Note that interpolation for exp(x) is quite fast. There are some exotic methods out there as well for interpolating exp(x) and log(x), as per this abstract which are quite efficient if you need high precision. For 10 digit precision you could easily fit both your tables into 8k.
If you compile with -ffast-math, then they often will be. The problem is that the hardware implementations tend to fall into two categories. They're either very fast, and sometimes correct, or they're correct and very slow. The correct ones are normally microcoded, and if you've ever looked at CPU microcode then you'll know that it's an even worse thing to try to write complex algorithms in than assembly. You can generally do a better job with a C implementation that the compiler then optimises. The fast ones are very fast, but don't handle corner cases correctly (often the instructions predate the IEEE standard), so they're great for games and suchlike but not so good for scientific computing. GPUs are the worst offenders, often implementing things like trig functions as small lookup tables, leading to a lot of approximation.

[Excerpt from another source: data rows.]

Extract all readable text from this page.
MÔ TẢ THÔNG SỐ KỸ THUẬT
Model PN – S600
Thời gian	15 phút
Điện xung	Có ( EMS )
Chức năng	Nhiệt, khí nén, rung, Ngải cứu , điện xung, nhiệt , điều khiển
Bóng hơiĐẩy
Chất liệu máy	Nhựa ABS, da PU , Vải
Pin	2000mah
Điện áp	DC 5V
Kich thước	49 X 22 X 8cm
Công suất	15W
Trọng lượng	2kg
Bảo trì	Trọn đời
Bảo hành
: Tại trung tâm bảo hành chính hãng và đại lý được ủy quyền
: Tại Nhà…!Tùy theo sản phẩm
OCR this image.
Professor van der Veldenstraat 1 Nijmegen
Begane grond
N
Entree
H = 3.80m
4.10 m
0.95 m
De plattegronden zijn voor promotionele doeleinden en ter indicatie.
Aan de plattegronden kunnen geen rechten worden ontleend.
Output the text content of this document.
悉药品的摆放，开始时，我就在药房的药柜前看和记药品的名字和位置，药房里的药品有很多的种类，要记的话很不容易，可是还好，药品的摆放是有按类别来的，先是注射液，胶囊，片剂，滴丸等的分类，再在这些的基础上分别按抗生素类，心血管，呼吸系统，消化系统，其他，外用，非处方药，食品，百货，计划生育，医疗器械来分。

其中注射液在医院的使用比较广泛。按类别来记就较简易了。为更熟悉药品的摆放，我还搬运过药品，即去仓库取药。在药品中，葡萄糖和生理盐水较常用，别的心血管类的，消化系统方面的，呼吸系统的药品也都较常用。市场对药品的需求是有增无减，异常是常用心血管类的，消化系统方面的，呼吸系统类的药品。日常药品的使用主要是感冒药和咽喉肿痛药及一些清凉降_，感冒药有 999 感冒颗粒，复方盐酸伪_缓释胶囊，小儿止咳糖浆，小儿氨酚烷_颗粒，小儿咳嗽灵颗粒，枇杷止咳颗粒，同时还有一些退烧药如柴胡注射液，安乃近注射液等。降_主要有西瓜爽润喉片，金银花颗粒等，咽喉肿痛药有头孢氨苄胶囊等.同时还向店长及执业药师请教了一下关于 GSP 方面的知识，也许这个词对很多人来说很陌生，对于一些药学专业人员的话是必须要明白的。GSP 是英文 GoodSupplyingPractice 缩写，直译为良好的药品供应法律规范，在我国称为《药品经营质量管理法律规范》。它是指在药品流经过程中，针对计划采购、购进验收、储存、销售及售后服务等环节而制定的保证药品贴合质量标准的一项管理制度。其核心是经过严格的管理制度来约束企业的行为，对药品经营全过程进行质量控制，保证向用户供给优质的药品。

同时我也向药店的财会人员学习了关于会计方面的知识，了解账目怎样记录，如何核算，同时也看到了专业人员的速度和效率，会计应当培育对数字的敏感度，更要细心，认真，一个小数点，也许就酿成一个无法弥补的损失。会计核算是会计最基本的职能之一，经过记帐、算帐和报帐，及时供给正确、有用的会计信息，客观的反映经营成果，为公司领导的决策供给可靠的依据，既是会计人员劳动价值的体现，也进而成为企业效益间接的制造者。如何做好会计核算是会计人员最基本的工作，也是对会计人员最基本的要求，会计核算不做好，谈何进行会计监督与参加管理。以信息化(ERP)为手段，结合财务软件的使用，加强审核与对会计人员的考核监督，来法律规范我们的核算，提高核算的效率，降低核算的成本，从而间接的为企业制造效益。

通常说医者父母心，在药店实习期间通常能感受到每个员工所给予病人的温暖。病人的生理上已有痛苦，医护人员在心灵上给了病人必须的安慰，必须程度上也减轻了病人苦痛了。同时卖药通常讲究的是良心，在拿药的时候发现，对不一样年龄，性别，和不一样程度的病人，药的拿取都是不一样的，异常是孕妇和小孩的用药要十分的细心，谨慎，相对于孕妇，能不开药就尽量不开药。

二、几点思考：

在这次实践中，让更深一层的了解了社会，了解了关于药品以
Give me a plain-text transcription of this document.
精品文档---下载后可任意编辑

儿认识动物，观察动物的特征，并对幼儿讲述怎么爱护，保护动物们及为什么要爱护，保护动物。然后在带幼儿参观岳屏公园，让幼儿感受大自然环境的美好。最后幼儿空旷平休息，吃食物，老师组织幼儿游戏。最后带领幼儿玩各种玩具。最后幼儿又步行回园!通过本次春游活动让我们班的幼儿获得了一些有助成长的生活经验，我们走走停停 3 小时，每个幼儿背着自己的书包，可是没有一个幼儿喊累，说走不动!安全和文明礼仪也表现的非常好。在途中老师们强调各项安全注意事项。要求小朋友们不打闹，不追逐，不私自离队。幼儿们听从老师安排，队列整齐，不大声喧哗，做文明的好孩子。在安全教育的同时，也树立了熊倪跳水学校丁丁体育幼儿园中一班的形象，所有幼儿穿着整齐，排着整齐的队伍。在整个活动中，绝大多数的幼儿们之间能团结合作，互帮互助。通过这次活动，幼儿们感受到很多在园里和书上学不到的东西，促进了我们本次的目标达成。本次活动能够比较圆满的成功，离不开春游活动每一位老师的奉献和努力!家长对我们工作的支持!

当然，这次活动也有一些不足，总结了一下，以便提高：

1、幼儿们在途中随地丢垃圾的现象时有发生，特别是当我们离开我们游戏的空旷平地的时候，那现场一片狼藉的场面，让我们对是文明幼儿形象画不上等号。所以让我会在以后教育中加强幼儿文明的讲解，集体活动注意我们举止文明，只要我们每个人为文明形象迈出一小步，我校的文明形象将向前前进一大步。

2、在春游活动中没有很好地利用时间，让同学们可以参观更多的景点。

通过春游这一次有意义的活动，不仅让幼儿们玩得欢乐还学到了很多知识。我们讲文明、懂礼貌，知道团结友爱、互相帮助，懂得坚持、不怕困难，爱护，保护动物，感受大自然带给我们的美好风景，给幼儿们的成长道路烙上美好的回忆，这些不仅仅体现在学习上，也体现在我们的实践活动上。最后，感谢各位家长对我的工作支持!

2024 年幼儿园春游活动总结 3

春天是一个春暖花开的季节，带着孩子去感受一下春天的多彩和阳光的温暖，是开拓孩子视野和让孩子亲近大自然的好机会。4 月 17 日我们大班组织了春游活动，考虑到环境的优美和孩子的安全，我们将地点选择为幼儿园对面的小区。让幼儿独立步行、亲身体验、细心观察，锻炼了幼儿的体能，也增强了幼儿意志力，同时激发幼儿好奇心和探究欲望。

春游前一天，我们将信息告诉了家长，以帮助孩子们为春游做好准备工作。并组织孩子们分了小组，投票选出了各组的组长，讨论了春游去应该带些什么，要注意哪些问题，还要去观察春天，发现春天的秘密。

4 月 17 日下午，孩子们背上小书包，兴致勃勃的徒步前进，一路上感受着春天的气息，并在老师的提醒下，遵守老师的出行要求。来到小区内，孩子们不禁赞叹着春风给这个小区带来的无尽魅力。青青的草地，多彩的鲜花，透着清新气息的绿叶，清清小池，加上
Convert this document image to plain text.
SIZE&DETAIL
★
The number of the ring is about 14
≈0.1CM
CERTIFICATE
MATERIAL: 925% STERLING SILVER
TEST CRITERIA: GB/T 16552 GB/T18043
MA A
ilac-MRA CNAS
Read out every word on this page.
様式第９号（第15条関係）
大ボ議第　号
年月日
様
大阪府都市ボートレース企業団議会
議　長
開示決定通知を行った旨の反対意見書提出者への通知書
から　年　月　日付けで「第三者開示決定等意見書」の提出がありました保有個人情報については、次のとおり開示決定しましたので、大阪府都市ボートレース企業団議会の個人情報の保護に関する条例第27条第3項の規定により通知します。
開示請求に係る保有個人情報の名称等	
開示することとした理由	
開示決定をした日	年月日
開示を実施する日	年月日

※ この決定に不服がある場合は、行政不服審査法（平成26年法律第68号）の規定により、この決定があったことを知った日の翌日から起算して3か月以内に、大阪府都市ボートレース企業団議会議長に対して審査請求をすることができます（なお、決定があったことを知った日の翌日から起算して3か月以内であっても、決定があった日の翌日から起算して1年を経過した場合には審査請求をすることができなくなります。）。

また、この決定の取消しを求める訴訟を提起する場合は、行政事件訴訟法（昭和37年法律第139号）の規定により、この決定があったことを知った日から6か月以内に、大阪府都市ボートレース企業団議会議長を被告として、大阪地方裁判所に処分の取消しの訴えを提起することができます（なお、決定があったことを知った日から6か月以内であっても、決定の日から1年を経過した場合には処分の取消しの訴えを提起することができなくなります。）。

I am TheRaven on Soylent News
Interesting. But just as a side note: I thought that people generally stopped rolling their own linear algebra code and started to use precanned one from Intel,amd,nVidia etc. I'm sure matlab is that way.
But that was not my question. I fully understand how to use lookup tables/Chebyshev expansions of exp(x) and ln(x) to implement pow(x,a)--I have implemented these many times. My question was specifically on your assertion that any differentiable function could be evaluated with as a Newton-style iterative correction and thus provide arbitrarily precise results. I asked specifically to see how that is accomplished for pow(). There is no corrective mechanism in the algorithm you have stated above. The precision you get is a function of the precision that you've baked into your lookup table--and then it become the space/accuracy trade-off. On desktop/server CPUs, that trade-off is more often than not won by Chebyshev expansions, especially in a world of SSE/AXV vector instructions.
So, if there is a technique that does allow me to start with an initial guess x[0] of pow(a,b) and then create corrections of the form: x[i+1] = x[i] - f(x[i]) where f() uses only intrinsic math operations (+,-,*,/,etc) but not transcendentals, then I am quite anxious to see it.